1 de maio de 2007

A CIDADANIA INVIÁVEL


O noticiário passa como paisagem pela janela do trem. Há mais de dois mil foragidos da justiça em Santa Catarina, sendo que quase 900 fugiram das celas, o resto nem foi capturado. Policiais encontram irmã de criminoso e a levam para uma sala de tortura. Colocam um capuz e começam a sessão. A garota estava grávida e teve corrimento. Supermercado que foi incendiado não tinha alvará dos bombeiros nem habite-se. Direção do supermercado disse que ficou surpresa, pois o serviço era terceirizado e garantiram que estava tudo em ordem.

Rapaz tranqüilo que entrou armado com um revólver e ateou fogo na seção de limpeza estava passando, dizem, por séria crise, pessoal e profissional. O ambiente (um sub-emprego numa vida com poucas perspectivas, aliado a um comportamento que exigia um tratamento à altura) encontrou a fagulha: uma desilusão no amor, uma acusação injusta no trabalho, uma remuneração distorcida. O resultado é a explosão num local que não tinha saída para incêndio (ou se tinha estava fechada a cadeado). A escada dos bombeiros não alcançavam dez metros de altura.

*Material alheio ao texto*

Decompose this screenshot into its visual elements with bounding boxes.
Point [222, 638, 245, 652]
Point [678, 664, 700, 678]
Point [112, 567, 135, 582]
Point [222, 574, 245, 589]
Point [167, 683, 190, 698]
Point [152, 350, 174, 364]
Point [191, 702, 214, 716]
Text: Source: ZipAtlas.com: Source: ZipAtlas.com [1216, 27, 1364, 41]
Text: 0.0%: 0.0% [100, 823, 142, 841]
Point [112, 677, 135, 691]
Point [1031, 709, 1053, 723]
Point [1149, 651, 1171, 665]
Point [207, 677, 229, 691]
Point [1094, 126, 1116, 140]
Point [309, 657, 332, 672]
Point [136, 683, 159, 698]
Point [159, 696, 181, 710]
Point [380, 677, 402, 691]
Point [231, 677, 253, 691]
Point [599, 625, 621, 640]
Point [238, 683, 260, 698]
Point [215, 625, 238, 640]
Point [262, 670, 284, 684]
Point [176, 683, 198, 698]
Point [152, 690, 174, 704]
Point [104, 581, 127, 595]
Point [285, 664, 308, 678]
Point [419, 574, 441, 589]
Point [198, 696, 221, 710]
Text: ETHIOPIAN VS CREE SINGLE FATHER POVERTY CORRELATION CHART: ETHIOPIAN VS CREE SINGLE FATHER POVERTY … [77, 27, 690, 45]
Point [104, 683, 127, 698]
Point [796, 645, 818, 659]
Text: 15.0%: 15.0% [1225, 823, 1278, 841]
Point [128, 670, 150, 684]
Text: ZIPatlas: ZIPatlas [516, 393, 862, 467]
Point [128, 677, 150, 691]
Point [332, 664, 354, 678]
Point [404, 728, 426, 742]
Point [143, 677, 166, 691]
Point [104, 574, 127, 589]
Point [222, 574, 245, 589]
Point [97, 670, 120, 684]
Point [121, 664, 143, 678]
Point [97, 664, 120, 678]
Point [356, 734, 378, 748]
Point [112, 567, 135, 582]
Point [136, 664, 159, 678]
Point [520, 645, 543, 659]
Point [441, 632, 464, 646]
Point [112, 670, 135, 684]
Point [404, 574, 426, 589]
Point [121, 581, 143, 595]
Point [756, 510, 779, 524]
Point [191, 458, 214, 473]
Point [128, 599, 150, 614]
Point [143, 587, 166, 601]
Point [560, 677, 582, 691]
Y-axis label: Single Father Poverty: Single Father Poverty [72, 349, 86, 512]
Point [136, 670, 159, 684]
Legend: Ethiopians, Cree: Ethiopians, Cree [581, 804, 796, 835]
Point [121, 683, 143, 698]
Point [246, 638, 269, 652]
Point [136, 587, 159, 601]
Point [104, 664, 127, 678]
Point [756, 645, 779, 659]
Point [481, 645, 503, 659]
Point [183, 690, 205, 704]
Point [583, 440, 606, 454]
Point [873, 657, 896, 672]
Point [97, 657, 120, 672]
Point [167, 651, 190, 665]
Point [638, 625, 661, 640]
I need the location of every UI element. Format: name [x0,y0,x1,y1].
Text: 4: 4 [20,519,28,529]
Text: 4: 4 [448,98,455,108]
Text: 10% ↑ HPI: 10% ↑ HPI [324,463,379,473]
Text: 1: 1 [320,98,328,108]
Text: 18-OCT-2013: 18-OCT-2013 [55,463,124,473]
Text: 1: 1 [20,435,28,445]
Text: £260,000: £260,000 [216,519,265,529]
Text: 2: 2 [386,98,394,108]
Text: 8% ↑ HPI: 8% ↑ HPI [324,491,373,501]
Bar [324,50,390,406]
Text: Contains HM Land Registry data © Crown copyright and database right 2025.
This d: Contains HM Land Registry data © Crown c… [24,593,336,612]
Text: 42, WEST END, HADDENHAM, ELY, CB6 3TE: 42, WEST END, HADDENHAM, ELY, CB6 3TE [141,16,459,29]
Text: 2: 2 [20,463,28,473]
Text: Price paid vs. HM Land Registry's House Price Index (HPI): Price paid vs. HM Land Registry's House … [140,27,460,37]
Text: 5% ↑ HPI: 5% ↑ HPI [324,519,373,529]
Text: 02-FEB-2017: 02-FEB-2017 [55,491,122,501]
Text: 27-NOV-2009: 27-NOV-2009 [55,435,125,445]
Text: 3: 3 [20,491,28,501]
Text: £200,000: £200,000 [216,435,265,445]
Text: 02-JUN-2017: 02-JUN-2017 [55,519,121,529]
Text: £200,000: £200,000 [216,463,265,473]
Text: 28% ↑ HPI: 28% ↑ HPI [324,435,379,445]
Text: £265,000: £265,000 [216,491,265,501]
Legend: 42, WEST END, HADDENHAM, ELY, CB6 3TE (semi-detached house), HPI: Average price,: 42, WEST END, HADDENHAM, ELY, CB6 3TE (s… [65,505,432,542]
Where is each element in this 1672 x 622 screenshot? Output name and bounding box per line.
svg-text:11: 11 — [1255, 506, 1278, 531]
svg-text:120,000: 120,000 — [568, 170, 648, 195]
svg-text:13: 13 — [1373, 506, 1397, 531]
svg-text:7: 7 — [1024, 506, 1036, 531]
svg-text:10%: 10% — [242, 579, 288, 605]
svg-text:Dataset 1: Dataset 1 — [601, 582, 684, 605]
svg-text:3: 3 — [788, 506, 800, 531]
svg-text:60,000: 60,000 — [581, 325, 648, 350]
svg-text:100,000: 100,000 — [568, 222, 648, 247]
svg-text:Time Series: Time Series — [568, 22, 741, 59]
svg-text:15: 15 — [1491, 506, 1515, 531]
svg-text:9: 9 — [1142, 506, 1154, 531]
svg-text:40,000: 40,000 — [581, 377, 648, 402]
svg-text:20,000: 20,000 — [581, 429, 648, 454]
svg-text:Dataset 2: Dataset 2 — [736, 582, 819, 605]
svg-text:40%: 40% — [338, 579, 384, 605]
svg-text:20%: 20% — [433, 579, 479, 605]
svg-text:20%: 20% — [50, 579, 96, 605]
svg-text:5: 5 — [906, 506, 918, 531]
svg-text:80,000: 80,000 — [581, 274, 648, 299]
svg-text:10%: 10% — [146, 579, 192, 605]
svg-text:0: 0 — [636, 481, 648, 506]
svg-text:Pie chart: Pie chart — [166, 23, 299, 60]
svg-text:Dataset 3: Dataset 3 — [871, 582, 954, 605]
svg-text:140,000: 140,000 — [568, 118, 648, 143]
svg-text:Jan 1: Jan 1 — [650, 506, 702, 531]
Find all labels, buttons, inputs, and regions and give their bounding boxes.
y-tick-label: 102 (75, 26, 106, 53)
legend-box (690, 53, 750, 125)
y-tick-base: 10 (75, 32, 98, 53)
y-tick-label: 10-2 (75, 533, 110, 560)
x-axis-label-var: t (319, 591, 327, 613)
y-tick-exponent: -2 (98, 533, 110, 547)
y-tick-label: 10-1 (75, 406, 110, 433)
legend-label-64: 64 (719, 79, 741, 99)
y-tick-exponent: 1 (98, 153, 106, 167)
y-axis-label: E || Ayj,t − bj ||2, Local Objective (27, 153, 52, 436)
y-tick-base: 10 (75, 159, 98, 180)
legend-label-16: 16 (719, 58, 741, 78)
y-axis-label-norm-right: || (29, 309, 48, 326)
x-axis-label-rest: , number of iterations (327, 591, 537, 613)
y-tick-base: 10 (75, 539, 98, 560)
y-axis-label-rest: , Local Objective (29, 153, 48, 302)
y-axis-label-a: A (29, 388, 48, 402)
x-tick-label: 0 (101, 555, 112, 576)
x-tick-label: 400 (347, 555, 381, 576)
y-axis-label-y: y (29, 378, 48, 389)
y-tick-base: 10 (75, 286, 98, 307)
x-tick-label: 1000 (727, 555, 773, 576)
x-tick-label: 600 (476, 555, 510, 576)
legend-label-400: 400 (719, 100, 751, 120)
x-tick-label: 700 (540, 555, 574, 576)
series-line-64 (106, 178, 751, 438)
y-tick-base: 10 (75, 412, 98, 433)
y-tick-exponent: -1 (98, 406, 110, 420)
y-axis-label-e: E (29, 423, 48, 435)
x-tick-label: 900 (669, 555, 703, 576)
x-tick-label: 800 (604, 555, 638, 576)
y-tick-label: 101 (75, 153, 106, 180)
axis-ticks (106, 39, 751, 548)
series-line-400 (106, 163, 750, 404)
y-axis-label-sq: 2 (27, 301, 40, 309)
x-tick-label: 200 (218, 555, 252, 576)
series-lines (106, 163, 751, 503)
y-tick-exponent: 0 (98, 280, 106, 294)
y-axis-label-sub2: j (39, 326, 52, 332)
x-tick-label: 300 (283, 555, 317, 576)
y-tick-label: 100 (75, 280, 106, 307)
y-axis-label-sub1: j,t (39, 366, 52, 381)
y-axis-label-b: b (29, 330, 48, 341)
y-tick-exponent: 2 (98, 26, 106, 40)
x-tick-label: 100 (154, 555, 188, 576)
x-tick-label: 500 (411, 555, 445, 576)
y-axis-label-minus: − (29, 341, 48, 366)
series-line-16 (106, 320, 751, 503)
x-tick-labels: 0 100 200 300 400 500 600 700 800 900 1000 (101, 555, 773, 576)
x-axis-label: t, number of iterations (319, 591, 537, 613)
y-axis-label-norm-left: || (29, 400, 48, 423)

As pessoas se atiraram, quebrando pé, tornozelo, perna, para não morrer.

Tudo isso perto de casa, na cidade, no estado. A linguagem em ruínas levam ao impasse. Se não há inteligência, investigação, recursos para o trabalho policial, se há descaso no salário, nas condições de emprego, se não há auditoria suficiente, então haverá tortura. É mais fácil extrair de alguém o paradeiro de quem deveria estar na cadeia do que investigar de verdade. A falta de um documento que permitisse o funcionamento do supermercado desaguou na intensificação da tragédia. A leitura dos eventos diários, da sociedade onde vivemos, foi substituída pela barbárie. Adolescente (16 anos) discute com outro e acaba dando três pauladas na nuca do adversário. A vítima morreu e o algoz foi recolhido a uma instituição de menores. Não há o hábito e a capacidade de resolver as diferenças por meio da linguagem, da carne das palavras.

O discurso, que é a decomposição da linguagem, se impõe. Começa pela arenga política, a justificação injustificável, a falta de responsabilidade nas alocuções, nos documentos que contrariam a realidade. Passa pela mídia, especialmente a publicidade, que estimula a violência, o desprezo pelo outro, a velocidade suicida dos automóveis. As novelas reiteram os papéis sociais da escravatura. O noticiário fica discutindo se o álcool deve ser líquido ou viscoso para evitar o pior.

A cidadania torna-se ínviável quando não há interlocução, quando duas pessoas não falam a mesma linguagem. A ruptura é o expediente mais comum, fonte de crimes. Não pode haver diálogo de verdade (substituído pelo monólogo entre surdos ou a clonagem do puxa-saquismo) quando o sistema precisa da corrupção para se manter. O Judiciário, que é a linguagem com força de lei, entra na dança das acusações e escandaliza a nação já escaldada. Não há paciência para a leitura concentrada, diária, conseqüente e sua necessária sintonia com as pessoas ao redor, com as autoridades. Como poderei reivindicar algo se não sei expressar direito o que vejo e sinto? E se sei escrever e dizer com todas as letras, meu texto não será lido pelo destinatário, ou se lido, ignorado. Não há cidadania se não houver uma civilização da linguagem.


As palavras foram distorcidas. Empresário virou publisher. Editor virou gestor de conteúdo. Empregado virou colaborador. Freguês virou cliente. Ditadura virou democracia. É por meio do discurso, a linguagem destruída, que o poder se manifesta e se impõe tanto no imaginário quanto fisicamente. As palavras possuem algemas. Imobilizados, damos aquele grito mudo de Al Pacino no terceiro Godfather. A ópera encontra seu desfecho: o mutismo desesperado.


Só nos resta a poesia, água no incêncio sem limites, fogo no canavial da indiferença. A palavra feito pão, carne, redenção. As palavras nascem no coração, chão de sementes.


RETORNO - Imagem de hoje: foto da série Meninos da República, de Marcelo Min.